No wonder Brighton and Hove City Council failed to find anyone to advertise on its bins. Aside from the obvious branding problems of being the company everyone associates with dog-doings, masticated chewing gum and free newspapers (*shudder*), I doubt they’d get any exposure. Nobody is using the damned things!

If I were out to prove myself as a true local, I would heap the lion’s share of the blame on those dreaded outsiders. Those visiting pleasure-seekers termed ‘Londoners’ in the same peculiar way 1930’s Californians called everyone displaced by the dustbowls an ‘Okie’. They shuffle into town, empty their pockets, puke outside a Wetherspoons and shuffle back out again.

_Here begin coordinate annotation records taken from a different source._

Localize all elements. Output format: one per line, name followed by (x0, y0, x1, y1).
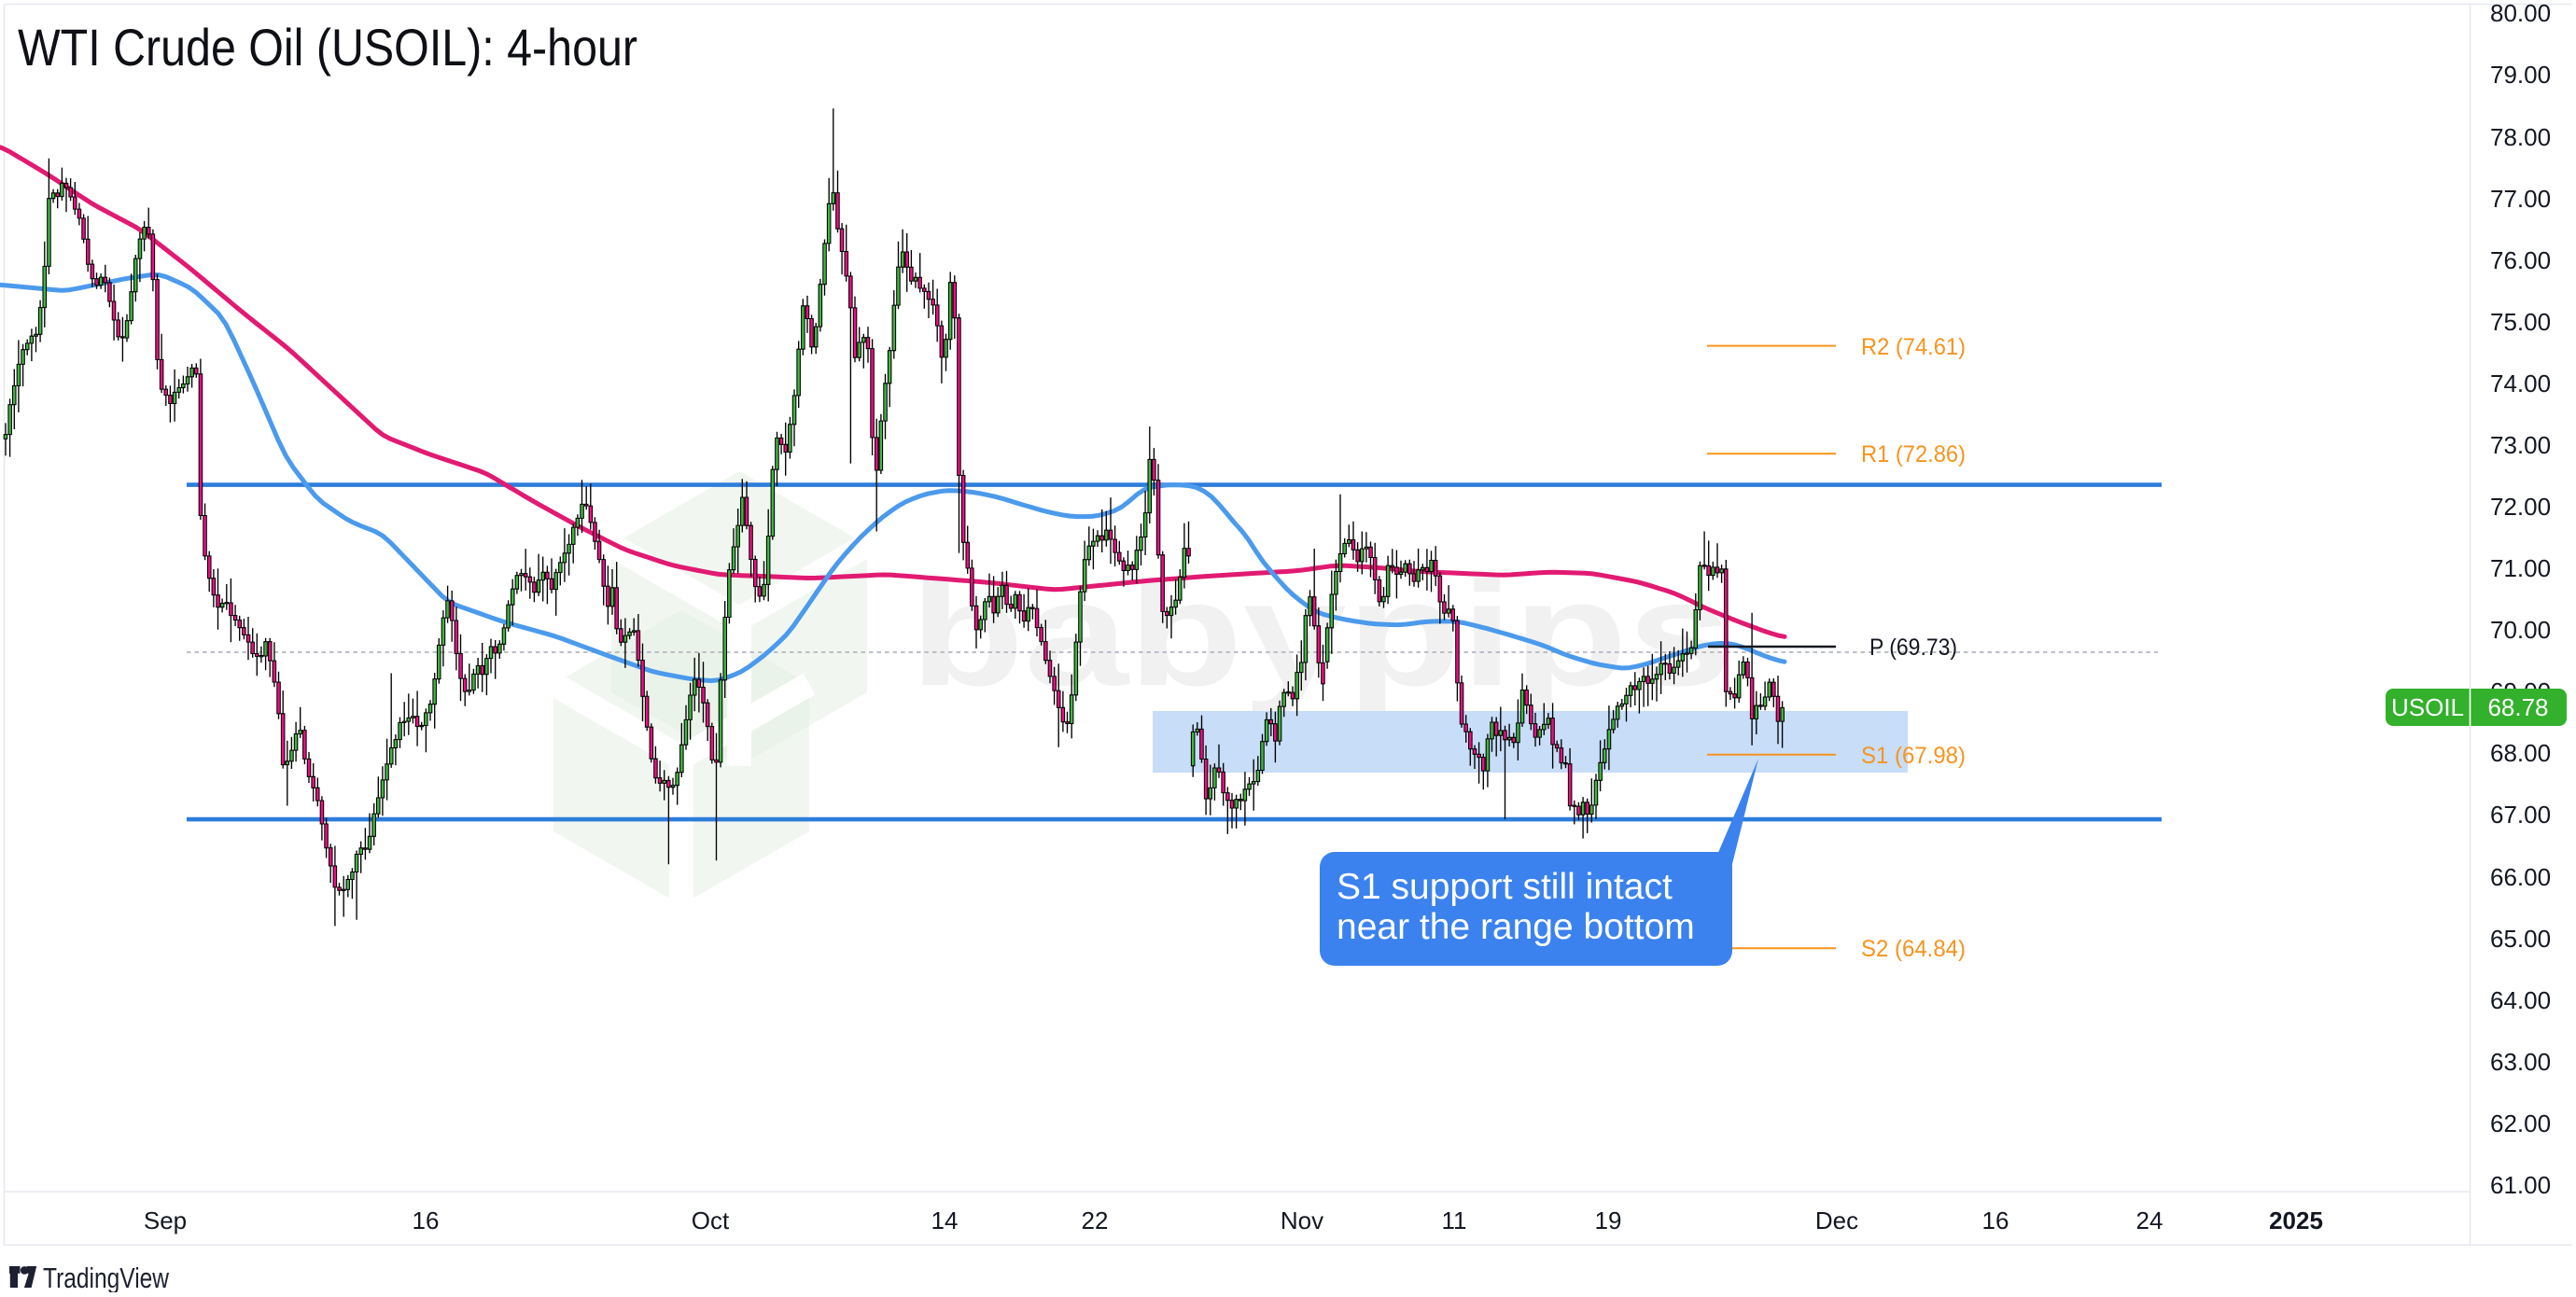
svg-text:19: 19 (1595, 1206, 1622, 1234)
svg-text:Oct: Oct (692, 1206, 730, 1234)
svg-text:16: 16 (413, 1206, 440, 1234)
svg-text:61.00: 61.00 (2490, 1171, 2551, 1199)
svg-text:68.78: 68.78 (2487, 693, 2548, 721)
svg-text:R1 (72.86): R1 (72.86) (1861, 441, 1966, 467)
svg-text:75.00: 75.00 (2490, 308, 2551, 336)
svg-text:USOIL: USOIL (2391, 693, 2464, 721)
svg-text:70.00: 70.00 (2490, 616, 2551, 644)
svg-text:22: 22 (1082, 1206, 1109, 1234)
svg-text:14: 14 (931, 1206, 959, 1234)
svg-text:16: 16 (1982, 1206, 2009, 1234)
svg-text:72.00: 72.00 (2490, 493, 2551, 521)
svg-text:76.00: 76.00 (2490, 246, 2551, 274)
svg-text:WTI Crude Oil (USOIL): 4-hour: WTI Crude Oil (USOIL): 4-hour (18, 18, 637, 77)
svg-text:64.00: 64.00 (2490, 986, 2551, 1014)
svg-text:62.00: 62.00 (2490, 1109, 2551, 1137)
svg-text:Sep: Sep (144, 1206, 187, 1234)
svg-text:2025: 2025 (2269, 1206, 2323, 1234)
svg-text:Nov: Nov (1281, 1206, 1323, 1234)
svg-text:68.00: 68.00 (2490, 739, 2551, 767)
svg-text:11: 11 (1442, 1206, 1467, 1234)
svg-text:66.00: 66.00 (2490, 863, 2551, 891)
svg-text:near the range bottom: near the range bottom (1337, 907, 1695, 947)
svg-text:P (69.73): P (69.73) (1869, 635, 1957, 661)
svg-text:71.00: 71.00 (2490, 554, 2551, 582)
svg-text:S2 (64.84): S2 (64.84) (1861, 936, 1966, 962)
svg-text:73.00: 73.00 (2490, 431, 2551, 459)
svg-text:67.00: 67.00 (2490, 801, 2551, 829)
svg-text:74.00: 74.00 (2490, 370, 2551, 397)
svg-text:R2 (74.61): R2 (74.61) (1861, 334, 1966, 360)
svg-text:79.00: 79.00 (2490, 61, 2551, 89)
svg-text:78.00: 78.00 (2490, 123, 2551, 151)
svg-text:65.00: 65.00 (2490, 925, 2551, 953)
svg-text:S1 support still intact: S1 support still intact (1337, 867, 1673, 907)
svg-text:S1 (67.98): S1 (67.98) (1861, 743, 1966, 769)
svg-text:TradingView: TradingView (43, 1262, 169, 1292)
svg-text:63.00: 63.00 (2490, 1048, 2551, 1076)
svg-text:Dec: Dec (1815, 1206, 1858, 1234)
svg-text:77.00: 77.00 (2490, 185, 2551, 213)
svg-text:24: 24 (2136, 1206, 2163, 1234)
svg-text:80.00: 80.00 (2490, 0, 2551, 27)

Well, that’s not an entirely fictitious account of a Brighton day-trip, but I’m not going to make the mistake of attributing the sharp increase in weekend waste to the presence of outsiders. I’m pretty certain that when the working week is done it’s not just the visiting Crawley girls who want to have fun. People head out of their homes, have a good time, cities become messy. It’s a fact of city life.

It’s just that, Brighton residents have never seemed particularly in tune with the unique, dirt-smearing properties of their blustery coastal town. From the student house which still doesn’t understand the subtleties of separating recycled glass to the seagull perforated bin-bags which greet every waste collector, we’re a place of little common sense.

No city has quite the same problem with takeaways, as far as I can see. Stick an urban area this close to the coast and it grows an alarming number of fish and chip restaurants, all the while making sure there are enough mystery-meat restaurants to cater to the drunkenly hungry. These places naturally generate a worrying amount of waste, the typical patron inspired by the lack of plates and cutlery to drop a mound of dead trees on the pavement. People, use a bin or get food delivered to your home, there are enough of them that provide such a service!

Oh, but we have a clean conscience at least. The first Green MP, a Green majority in the council and a shiny new Green Mayor. Meanwhile, local residents try their best to pepper the London Road area with pooch poo in some kind of obtuse display of the city’s free-spirited attitude: there’s surely nothing greener than fertilising the weeds and wildflowers of our decaying suburbia after all.

And now I’m starting to wonder whether we’re not merely paying lip-service to environmental ideals. Perhaps we don’t have a Green majority in the council because we’re a progressive, liberal city. Perhaps we voted Green because they’re the closest we can get to electing our mothers to pick up after us.